Entscheidungsstichwort (Thema)
Vorsteuerberichtigung infolge Grundstücksveräußerung - Veräußerungskosten - Klagebefugnis wegen Gewinnfeststellung einer handelsrechtlich vollbeendeten Personengesellschaft
Leitsatz (amtlich)
Wird der Vorsteuerabzug aufgrund der Veräußerung eines umsatzsteuerpflichtig vermieteten Gebäudes nach § 15a Abs.1 i.V.m. Abs.4 UStG berichtigt und liegt hierin zugleich die Veräußerung des gesamten Betriebs, so mindert der Vorsteuerberichtigungsbetrag nicht den laufenden Gewinn, sondern den Veräußerungsgewinn.
Orientierungssatz
1. Veräußerungskosten sind alle Aufwendungen, die in unmittelbarer sachlicher Beziehung zum Veräußerungsgeschäft stehen. Hierunter sind zum einen Aufwendungen wie Notargebühren und Grundbuchgebühren, Maklerprovisionen und die durch den Veräußerungsvorgang selbst entstehenden Steuern (Verkehrsteuern, Umsatzsteuer; nicht aber anteilige Gewerbesteuer) zu verstehen. Es sind aber auch andere Fälle einer Minderung des Veräußerungsgewinns durch wirtschaftlich eng mit der Veräußerung zusammenhängende Vorgänge denkbar. Allerdings genügt ein nur zeitlicher Zusammenhang mit der Betriebsveräußerung nicht zur Annahme eines den Veräußerungsgewinn beeinflussenden Vorgangs (vgl. BFH-Rechtsprechung).
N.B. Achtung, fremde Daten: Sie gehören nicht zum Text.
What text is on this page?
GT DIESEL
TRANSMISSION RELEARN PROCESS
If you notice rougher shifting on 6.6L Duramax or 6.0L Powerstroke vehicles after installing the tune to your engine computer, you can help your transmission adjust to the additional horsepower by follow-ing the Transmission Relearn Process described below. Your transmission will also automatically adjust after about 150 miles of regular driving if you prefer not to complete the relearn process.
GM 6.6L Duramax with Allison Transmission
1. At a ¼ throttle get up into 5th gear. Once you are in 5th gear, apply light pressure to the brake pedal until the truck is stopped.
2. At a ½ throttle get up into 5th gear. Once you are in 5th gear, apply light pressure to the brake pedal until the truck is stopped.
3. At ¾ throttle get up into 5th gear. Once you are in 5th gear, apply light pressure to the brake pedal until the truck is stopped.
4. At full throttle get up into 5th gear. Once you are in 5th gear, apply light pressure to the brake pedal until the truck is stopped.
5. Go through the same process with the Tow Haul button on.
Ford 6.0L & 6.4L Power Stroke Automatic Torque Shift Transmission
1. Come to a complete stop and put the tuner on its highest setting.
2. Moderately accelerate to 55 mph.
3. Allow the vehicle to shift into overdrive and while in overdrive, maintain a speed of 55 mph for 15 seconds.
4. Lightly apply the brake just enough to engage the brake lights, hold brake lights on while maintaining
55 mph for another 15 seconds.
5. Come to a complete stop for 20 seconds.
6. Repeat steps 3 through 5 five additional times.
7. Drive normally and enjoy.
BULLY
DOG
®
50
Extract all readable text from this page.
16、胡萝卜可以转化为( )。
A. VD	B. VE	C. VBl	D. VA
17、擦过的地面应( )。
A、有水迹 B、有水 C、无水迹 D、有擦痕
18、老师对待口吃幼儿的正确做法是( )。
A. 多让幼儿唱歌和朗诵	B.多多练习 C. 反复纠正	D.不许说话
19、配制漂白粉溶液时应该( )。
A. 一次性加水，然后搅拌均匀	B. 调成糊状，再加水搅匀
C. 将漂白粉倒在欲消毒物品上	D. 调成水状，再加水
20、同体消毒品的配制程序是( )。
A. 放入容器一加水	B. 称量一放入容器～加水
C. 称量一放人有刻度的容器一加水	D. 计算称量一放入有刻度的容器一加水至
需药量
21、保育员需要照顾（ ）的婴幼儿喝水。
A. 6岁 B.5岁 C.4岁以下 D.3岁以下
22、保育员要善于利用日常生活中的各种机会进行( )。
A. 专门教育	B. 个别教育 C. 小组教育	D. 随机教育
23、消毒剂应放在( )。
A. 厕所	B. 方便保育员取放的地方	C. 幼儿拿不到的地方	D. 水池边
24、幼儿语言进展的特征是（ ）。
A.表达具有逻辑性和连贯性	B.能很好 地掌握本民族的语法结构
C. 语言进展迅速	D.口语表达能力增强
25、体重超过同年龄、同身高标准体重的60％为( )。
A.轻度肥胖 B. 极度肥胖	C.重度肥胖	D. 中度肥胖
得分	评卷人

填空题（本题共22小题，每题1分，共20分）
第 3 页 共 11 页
2. NV: Einer handelsrechtlich vollbeendeten Personengesellschaft (hier: GmbH & Co. KG) steht das Klagerecht aus § 48 Abs. 1 Nr. 3 FGO nicht zu. Im Streitfall wurde die vollbeendete Gesellschaft durch die beiden einzigen natürlichen Personen, die an ihr als Gesellschafter beteiligt waren, vertreten. Auf sie war die Klagebefugnis nach Erlöschen der Klagebefugnis aus § 48 Abs. 1 Nr. 3 FGO übergegangen. Die Klage wegen Gewinnfeststellung konnte daher mit der Maßgabe als zulässig angesehen werden, daß diese beiden Personen als Kläger anzusehen waren. Das Rubrum war entsprechend zu berichtigen (vgl. BFH-Rechtsprechung). Einer Beiladung der im Handelsregister gelöschten Komplementär-GmbH bedurfte es nicht (BFH-Beschluß vom 15.1.1987 IV B 95/86).
Normenkette
EStG § 9b Abs. 2; UStG 1980 § 15a Abs. 1, 4; FGO § 48 Abs. 1 Nr. 3, § 60 Abs. 3, 1
Tatbestand
Die im Jahre 1977 gegründete Klägerin und Revisionsbeklagte (Klägerin) errichtete in den Jahren 1978 und 1979 ein Gebäude in W, in dem sie die hotelmäßige Vermietung von Ferienappartements und die Vermietung von Läden betrieb. Die ihr in diesem Zusammenhang in Rechnung gestellte Vorsteuer hatte sie nach § 15 Abs.1 des Umsatzsteuergesetzes (UStG) abgezogen. Mit Wirkung vom 17.November 1983 veräußerte sie das Grundstück mit aufstehendem Gebäude.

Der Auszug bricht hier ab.